En lo excepcional se muestra la capacidad de decisión soberana, se convierte a la diputación permanente en asamblea para sacar adelante las partidas sociales, y electorales, que un mes antes fueron rechazadas por el Congreso. Disolviendo la Cortes “insospechadamente, había inaugurado una ‘nueva legislatura’ con los ‘viernes sociales’” (Kepa Aulestia, “Sugestión Monclovita”, El Correo, 9/3/19). Negocia con los secesionistas procesados y la derecha se manifiesta contra ello en Colón conformando el deseado bloque por el nuevo líder con el fin de situar a Ciudadanos en el bloque de derechas. Se le obstaculiza a la derecha acudir a la manifestación feminista tras un manifiesto sectario, y los que a pesar de él acuden son abucheados.

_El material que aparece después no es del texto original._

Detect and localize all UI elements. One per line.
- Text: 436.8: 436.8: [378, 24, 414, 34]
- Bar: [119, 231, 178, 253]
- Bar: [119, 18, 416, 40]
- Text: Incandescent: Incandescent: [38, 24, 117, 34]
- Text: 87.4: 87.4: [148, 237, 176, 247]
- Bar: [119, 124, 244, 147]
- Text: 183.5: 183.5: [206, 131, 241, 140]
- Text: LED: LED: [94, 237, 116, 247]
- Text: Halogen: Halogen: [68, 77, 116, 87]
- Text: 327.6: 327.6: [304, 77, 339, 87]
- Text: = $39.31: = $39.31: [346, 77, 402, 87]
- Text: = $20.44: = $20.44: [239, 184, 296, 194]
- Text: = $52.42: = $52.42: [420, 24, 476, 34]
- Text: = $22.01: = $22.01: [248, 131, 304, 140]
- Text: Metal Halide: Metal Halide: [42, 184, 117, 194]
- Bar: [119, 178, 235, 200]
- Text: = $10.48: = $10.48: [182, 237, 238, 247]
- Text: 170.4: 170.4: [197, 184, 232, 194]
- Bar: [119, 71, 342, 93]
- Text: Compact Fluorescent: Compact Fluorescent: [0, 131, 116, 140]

Desde hace tiempo, desde ZP, la única base ideológica del socialismo español era la maldad de la derecha y su conversión en enemigo. A partir de ahí el conflicto cotidiano ha sido el punto de partida de la decisión de Sánchez, pues se busca el enfrentamiento y no la solución con los otros, retirando la confianza en los seres humanos si estos seres humanos son de derechas. Estos son necesarios enfrente, pletóricos de maldad y de obstaculización al progreso. Consecuentemente, nuevas decisiones por excepcionales que fueren. El problema, y Schmitt lo anunciaba, es que la excepción llama a la dictadura. Finalmente, aunque sea cierto que la apología que Schmitt hiciera de la guerra, momento en el que el decisionismo encuentra su espacio ideal, Sánchez no la desarrolle explícitamente, nos desentierra todos los muertos de la misma. Síntoma preocupante.

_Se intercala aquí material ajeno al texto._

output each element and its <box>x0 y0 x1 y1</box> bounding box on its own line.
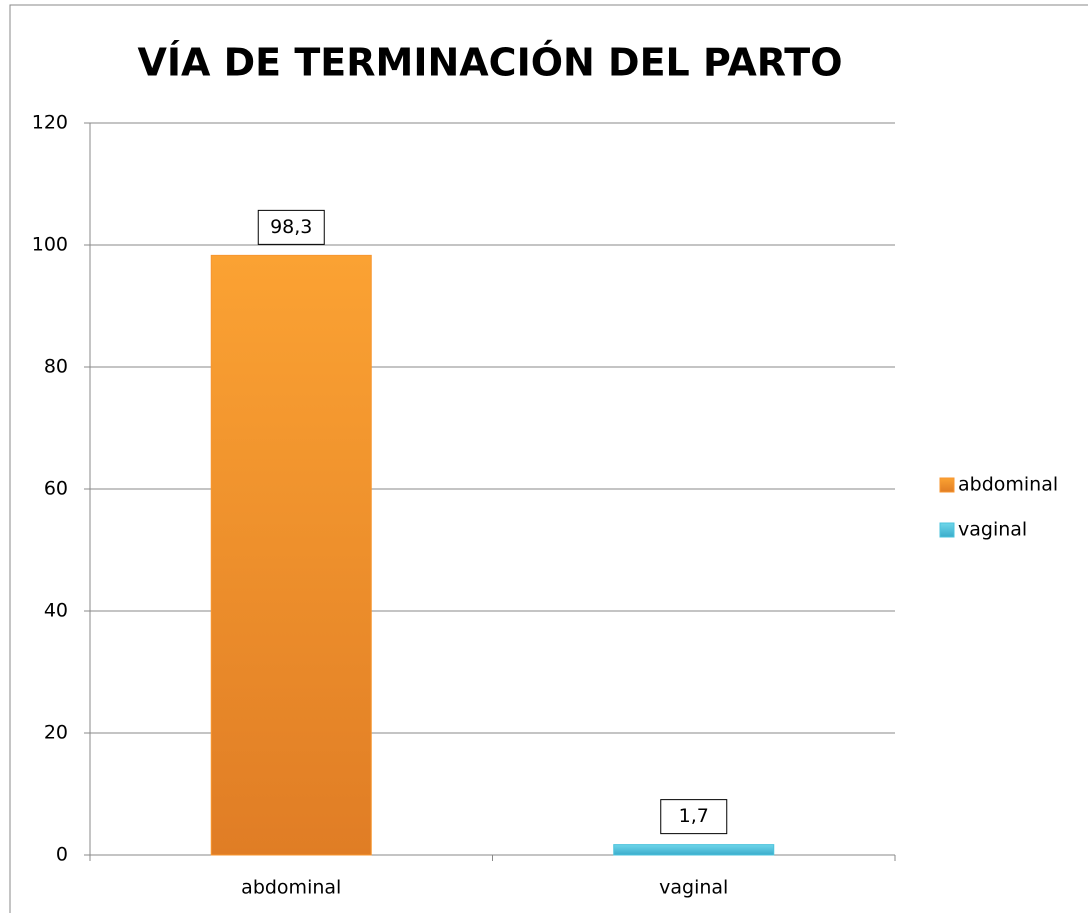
legend-label: abdominal <box>958 474 1058 496</box>
y-tick-label: 80 <box>44 356 68 378</box>
bar <box>210 254 372 856</box>
data-label: 98,3 <box>270 216 312 238</box>
data-label-box <box>660 799 728 835</box>
legend-swatch <box>939 477 955 493</box>
legend-label: vaginal <box>958 519 1027 541</box>
y-tick-label: 120 <box>32 112 68 134</box>
y-tick-label: 20 <box>44 722 68 744</box>
chart-frame <box>9 4 1088 913</box>
chart-title: VÍA DE TERMINACIÓN DEL PARTO <box>137 41 842 85</box>
x-tick-label: abdominal <box>241 877 341 899</box>
x-tick-label: vaginal <box>659 877 728 899</box>
data-label: 1,7 <box>679 805 709 827</box>
legend-swatch <box>939 522 955 538</box>
y-tick-label: 0 <box>56 844 68 866</box>
y-tick-label: 40 <box>44 600 68 622</box>
bar <box>613 844 775 856</box>
data-label-box <box>257 209 325 245</box>
y-tick-label: 100 <box>32 234 68 256</box>
y-tick-label: 60 <box>44 478 68 500</box>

Carl Schmitt acertó en pronosticar que la excepción llama a la dictadura -su opción frente a lo que consideraba la ruina ética del liberalismo y que los nazis descubrieron para su uso-. Crítica al liberalismo que hoy comparte casi toda la izquierda junto con el populismo de izquierdas y derechas y esos otros totalitarismos que son los nacionalismos, periféricos o no. ¿Estrategia asumida?, quizás no, pero un sumatorio de decisiones nos conducen a un proceso que desde Italia y Alemania se extendió a casi toda Europa en la otra crisis que asoló los años treinta del pasado siglo. Si esta estrategia está asumida por Sánchez, ya sea por un diseño previo aceptado, o porque decisión tras decisión le va da dando resultado, el proceso de ruptura del encuentro político que se forjó en el 78 toca a su fin y las propuestas trasversales se convierten en testimoniales. Una vez que la espiral del encono y el enfrentamiento se abre, y aquí muchos sabemos de ello, no hay manera de pararlo hasta la llegada de otras generaciones.

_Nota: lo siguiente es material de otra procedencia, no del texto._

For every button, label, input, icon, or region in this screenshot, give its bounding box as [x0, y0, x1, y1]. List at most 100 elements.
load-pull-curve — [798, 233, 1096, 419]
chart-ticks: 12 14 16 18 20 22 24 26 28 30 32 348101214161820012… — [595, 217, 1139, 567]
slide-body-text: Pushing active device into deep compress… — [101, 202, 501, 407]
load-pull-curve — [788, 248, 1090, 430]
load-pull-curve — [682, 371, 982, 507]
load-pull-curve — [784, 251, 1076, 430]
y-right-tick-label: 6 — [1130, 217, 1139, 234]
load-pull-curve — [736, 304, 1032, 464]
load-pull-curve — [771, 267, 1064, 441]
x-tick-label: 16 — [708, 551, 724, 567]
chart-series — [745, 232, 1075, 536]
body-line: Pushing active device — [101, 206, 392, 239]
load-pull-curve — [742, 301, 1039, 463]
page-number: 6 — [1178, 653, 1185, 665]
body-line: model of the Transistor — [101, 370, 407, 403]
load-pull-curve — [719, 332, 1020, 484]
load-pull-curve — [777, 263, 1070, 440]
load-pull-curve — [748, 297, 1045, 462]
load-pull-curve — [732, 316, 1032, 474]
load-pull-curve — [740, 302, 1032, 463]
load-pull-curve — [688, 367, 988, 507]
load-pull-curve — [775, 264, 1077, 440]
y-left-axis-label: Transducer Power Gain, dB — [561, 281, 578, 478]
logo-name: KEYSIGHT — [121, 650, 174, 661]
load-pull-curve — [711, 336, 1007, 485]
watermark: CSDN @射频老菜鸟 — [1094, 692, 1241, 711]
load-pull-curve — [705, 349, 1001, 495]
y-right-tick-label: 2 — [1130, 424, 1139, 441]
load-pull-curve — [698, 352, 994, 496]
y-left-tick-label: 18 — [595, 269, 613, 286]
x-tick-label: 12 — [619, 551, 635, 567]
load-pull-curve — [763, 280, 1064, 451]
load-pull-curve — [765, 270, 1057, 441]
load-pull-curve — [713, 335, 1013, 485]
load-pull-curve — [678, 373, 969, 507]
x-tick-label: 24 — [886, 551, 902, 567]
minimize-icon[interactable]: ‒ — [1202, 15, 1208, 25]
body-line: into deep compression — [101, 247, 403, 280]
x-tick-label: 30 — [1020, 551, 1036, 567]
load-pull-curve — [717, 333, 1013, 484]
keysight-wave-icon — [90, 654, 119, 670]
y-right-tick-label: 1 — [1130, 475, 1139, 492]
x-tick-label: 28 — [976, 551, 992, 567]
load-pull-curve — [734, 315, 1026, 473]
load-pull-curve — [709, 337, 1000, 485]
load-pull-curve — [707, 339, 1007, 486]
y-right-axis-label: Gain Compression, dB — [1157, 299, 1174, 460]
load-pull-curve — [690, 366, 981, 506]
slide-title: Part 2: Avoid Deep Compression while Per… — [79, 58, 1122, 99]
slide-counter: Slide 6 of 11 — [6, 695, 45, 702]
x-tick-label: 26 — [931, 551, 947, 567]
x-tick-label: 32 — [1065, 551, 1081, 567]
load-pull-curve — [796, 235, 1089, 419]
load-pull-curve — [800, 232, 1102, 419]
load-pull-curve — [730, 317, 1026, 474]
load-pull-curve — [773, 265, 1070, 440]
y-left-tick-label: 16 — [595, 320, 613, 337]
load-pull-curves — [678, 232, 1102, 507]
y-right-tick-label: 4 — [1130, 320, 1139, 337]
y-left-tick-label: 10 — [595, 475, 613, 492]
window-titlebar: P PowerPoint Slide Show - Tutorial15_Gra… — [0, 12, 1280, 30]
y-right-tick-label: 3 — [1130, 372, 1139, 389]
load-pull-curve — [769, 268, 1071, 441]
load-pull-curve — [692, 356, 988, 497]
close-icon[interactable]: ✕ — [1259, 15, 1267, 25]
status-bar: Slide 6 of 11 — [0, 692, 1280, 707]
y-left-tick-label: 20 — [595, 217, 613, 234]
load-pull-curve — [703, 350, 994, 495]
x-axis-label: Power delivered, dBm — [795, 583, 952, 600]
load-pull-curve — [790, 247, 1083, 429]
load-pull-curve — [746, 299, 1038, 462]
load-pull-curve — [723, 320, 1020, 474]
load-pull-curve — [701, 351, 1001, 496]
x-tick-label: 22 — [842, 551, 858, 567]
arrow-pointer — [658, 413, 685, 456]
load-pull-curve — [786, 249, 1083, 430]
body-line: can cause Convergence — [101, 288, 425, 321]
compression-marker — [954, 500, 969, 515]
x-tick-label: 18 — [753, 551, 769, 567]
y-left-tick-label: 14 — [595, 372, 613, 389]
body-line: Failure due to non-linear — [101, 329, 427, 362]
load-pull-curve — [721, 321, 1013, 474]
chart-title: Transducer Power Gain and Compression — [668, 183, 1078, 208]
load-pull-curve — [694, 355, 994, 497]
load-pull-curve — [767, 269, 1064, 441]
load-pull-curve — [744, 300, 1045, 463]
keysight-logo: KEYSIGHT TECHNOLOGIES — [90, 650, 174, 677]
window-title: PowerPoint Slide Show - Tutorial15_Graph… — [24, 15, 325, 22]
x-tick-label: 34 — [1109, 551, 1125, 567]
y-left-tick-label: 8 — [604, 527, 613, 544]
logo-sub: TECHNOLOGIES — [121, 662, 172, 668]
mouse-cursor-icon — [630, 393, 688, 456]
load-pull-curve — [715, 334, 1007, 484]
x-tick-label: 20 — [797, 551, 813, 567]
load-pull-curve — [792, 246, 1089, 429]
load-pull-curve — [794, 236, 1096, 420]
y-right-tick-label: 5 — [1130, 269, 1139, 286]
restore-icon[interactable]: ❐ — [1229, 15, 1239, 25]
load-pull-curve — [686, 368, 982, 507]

Preocupante. Es coherente que tras el decisionismo aplicado haya surgido, tras el enfrentamiento llevado al límite, la necesidad del enemigo y la presencia de la guerra, aunque sólo sea en su continuo recuerdo. Y no ha sido la derecha la que la ha recordado, aunque yo me preocupe con lo de Pamplona. Si Sánchez hubiera convocado las elecciones tras la moción de censura no estaríamos tan tensos y podríamos celebrar el cumpleaños de los amigos como se merecen sin acaloramientos ni enfrentamientos. Pero quizás, es eso lo que peligrosamente se busque. Esperemos que sea, tan sólo, hasta pasar las elecciones, aunque de todo esto quedará un poso muy perverso.